The general rule is that, when suit is brought by a third party against the agent upon a claim as to which he is entitled to indemnity from the principal, he may notify the principal and request a defense, and, if he fails to give the principal an opportunity to defend or compromise, he can recover the amount paid upon the claim only if he proves that he made a reasonable defense. The question of whether a defense was made in good faith is one of fact. (See Rest. 2d Agency, comment e, § 438, p. 326; Rest., Restitution, comment f, § 76, p. 339.)

The record discloses that, on November 3, 1955, defendant was given written notice by plaintiff's attorney that plaintiff would hold defendant liable for all damages arising from a breach of contract suit then threatened by American Almond; that on November 15, 1955, defendant participated in conferences with plaintiff and a representative of American Almond at which time he was told that the suit for damages would be filed against plaintiff if defendant failed to deliver the apricot kernels in accordance with the contract and defendant would be held liable to plaintiff; and that, following those conferences, he repudiated the contract, leaving plaintiff to stand suit. Obviously, under the circumstances of this case, the defendant, had he been notified of the actual filing of the Federal action by American Almond against plaintiff, would not have been likely to join in that suit voluntarily.

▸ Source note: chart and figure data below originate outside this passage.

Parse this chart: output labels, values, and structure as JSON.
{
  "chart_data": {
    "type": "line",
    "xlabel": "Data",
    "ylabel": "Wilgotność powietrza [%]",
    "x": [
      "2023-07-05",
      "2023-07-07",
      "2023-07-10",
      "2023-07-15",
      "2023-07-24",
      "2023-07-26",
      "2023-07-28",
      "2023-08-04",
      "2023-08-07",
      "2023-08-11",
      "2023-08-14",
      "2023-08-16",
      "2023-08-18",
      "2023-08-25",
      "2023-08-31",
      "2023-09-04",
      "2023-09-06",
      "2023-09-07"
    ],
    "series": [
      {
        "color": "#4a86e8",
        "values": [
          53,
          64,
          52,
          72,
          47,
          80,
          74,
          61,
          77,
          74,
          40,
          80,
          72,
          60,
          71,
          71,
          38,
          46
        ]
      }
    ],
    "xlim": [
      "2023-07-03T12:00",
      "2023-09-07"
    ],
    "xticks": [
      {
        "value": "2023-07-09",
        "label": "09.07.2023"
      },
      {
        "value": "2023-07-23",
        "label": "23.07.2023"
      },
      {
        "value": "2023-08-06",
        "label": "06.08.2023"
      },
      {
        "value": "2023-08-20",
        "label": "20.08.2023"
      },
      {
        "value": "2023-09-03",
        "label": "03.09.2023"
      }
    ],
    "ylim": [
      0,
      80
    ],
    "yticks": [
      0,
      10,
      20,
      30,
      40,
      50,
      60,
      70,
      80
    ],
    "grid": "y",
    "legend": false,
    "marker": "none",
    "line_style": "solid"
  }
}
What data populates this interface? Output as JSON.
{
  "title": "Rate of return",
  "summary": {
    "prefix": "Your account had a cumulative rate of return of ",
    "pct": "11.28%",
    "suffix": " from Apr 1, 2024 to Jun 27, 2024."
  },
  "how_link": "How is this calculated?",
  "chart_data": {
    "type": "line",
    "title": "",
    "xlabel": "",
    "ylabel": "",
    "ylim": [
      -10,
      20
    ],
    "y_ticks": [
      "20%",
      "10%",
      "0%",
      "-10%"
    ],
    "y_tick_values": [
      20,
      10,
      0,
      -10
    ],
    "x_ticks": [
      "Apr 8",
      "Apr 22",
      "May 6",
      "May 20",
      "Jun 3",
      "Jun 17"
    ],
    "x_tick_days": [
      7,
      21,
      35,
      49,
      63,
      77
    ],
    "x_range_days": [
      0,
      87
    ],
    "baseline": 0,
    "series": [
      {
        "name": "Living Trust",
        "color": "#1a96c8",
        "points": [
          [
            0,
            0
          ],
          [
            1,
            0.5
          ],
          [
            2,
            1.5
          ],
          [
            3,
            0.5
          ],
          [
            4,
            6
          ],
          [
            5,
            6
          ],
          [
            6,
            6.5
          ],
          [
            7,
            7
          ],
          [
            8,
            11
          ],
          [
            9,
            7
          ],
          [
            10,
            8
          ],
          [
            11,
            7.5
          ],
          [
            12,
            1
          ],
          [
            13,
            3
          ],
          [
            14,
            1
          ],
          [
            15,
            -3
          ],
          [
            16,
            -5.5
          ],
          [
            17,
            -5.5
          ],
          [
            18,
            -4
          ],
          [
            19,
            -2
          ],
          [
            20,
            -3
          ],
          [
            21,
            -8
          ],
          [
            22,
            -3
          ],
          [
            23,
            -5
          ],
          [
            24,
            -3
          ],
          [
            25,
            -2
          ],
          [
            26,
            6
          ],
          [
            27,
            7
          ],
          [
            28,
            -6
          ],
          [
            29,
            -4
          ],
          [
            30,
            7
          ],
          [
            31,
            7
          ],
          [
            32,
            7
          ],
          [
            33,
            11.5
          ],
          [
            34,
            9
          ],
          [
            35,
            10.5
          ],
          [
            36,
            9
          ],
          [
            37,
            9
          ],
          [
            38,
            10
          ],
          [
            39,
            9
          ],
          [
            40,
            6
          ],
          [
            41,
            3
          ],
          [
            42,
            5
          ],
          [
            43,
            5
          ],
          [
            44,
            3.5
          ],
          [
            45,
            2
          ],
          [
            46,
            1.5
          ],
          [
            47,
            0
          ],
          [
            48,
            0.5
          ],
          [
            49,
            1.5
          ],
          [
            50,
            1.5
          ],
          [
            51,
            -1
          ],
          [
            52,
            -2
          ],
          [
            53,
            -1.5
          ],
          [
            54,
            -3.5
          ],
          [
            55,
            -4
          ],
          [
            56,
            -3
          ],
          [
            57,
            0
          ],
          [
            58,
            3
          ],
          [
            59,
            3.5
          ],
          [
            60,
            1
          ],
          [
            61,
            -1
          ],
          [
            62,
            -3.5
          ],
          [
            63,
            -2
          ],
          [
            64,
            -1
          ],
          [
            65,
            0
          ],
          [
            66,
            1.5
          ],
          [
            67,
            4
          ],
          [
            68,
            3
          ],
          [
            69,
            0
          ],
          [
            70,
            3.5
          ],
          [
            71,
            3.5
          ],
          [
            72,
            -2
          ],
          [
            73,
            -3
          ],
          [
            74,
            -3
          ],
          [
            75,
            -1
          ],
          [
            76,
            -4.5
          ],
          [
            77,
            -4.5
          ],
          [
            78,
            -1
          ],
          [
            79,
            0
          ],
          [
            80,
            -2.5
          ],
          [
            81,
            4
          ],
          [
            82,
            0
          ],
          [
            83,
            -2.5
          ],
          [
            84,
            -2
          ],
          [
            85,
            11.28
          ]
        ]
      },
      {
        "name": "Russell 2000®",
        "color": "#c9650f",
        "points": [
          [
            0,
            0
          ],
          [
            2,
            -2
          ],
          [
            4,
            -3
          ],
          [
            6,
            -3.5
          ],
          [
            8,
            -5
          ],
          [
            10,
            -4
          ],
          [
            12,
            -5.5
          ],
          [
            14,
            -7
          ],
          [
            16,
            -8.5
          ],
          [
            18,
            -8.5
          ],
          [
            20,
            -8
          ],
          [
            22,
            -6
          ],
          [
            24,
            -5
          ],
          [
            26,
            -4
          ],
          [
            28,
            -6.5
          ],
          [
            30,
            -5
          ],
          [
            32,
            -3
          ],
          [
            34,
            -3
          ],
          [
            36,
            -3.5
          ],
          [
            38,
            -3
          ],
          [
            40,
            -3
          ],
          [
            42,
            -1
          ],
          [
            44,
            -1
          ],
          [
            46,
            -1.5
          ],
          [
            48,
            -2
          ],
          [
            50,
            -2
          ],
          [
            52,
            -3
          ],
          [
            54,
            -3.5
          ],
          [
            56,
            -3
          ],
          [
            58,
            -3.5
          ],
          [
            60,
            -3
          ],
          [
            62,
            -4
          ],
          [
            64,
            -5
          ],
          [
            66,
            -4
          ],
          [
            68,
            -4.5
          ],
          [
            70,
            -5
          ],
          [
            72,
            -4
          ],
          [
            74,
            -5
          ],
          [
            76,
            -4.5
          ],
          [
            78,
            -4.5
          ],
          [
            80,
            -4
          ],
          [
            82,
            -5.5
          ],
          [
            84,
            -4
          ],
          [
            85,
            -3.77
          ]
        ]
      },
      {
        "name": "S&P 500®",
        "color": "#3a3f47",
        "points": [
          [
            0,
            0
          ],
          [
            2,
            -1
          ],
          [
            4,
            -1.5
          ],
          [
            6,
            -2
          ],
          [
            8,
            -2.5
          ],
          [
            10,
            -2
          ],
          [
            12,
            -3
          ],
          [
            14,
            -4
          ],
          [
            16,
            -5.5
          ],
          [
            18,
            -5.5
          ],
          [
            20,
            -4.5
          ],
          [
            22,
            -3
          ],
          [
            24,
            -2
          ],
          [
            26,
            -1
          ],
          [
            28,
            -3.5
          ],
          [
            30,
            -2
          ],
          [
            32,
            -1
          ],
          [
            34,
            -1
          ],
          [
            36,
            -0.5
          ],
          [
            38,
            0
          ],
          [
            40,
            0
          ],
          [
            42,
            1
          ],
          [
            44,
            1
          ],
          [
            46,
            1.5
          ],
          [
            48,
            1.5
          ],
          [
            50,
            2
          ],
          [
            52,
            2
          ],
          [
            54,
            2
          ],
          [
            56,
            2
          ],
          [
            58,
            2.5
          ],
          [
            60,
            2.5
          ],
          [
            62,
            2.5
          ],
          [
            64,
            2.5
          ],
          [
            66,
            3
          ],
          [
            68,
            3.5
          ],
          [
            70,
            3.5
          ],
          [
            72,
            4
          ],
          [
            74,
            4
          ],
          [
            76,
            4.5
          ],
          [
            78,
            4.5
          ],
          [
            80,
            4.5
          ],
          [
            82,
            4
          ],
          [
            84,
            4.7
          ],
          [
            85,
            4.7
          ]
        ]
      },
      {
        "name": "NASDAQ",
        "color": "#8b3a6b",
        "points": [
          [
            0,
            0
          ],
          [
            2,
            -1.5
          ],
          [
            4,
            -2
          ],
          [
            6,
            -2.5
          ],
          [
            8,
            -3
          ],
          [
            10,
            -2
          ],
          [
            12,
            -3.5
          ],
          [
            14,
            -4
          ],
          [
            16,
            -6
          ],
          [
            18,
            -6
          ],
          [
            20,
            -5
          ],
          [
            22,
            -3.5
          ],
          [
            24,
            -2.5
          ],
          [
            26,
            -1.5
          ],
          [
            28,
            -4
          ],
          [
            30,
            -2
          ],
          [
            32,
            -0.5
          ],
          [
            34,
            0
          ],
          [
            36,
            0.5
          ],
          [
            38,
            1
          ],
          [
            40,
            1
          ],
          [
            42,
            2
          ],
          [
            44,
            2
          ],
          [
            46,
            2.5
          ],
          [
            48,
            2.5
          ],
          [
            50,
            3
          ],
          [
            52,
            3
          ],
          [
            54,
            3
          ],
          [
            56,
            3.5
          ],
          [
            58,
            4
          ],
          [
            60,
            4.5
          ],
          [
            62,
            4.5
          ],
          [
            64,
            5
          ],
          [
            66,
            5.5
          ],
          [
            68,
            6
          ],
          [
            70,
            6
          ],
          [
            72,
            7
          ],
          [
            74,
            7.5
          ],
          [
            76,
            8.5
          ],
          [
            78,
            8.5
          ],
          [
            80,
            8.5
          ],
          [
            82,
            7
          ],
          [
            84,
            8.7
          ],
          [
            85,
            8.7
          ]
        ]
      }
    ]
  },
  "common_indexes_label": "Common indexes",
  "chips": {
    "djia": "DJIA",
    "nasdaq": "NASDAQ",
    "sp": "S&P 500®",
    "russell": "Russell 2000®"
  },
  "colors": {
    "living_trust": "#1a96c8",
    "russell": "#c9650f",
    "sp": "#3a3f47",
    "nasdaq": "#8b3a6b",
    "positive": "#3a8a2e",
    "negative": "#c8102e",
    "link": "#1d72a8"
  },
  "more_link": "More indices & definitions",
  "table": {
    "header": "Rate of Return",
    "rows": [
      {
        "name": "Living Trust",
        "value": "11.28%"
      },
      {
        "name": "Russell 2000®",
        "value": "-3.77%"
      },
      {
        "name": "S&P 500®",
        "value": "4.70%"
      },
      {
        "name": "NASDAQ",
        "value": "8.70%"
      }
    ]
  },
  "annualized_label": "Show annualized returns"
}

Defendant has cited no authority establishing that notice to the principal of the pendency of an action brought by a third party against the agent on the latter's contract is a condition precedent to the agent's right to recover from the principal for all loss sustained. Further, defendant has shown no prejudice. Plaintiff defended the action vigorously and in good faith, raising all possible defenses and urging its claimed defenses through an appeal from the adverse judgment.

Where, as here, the principal admits that the agent was authorized to sell his goods, participates in the making of the agent's contract to the extent of fixing the price and furnishing a sample to the buyer, participates in conferences with the agent and the buyer in which he is urged to perform, has both written and oral notice that the buyer intends to sue the agent, and the agent, in turn, intends to hold him liable, for nonperformance, and thereafter repudiates the agent's contract, he waives any requirement of actual notice of the suit subsequently brought, even if, under a different factual situation, he might have been entitled to notice.

The judgment is affirmed.

RALPH M. BROWN, Justice.

CONLEY, P. J., and STONE, J., concur.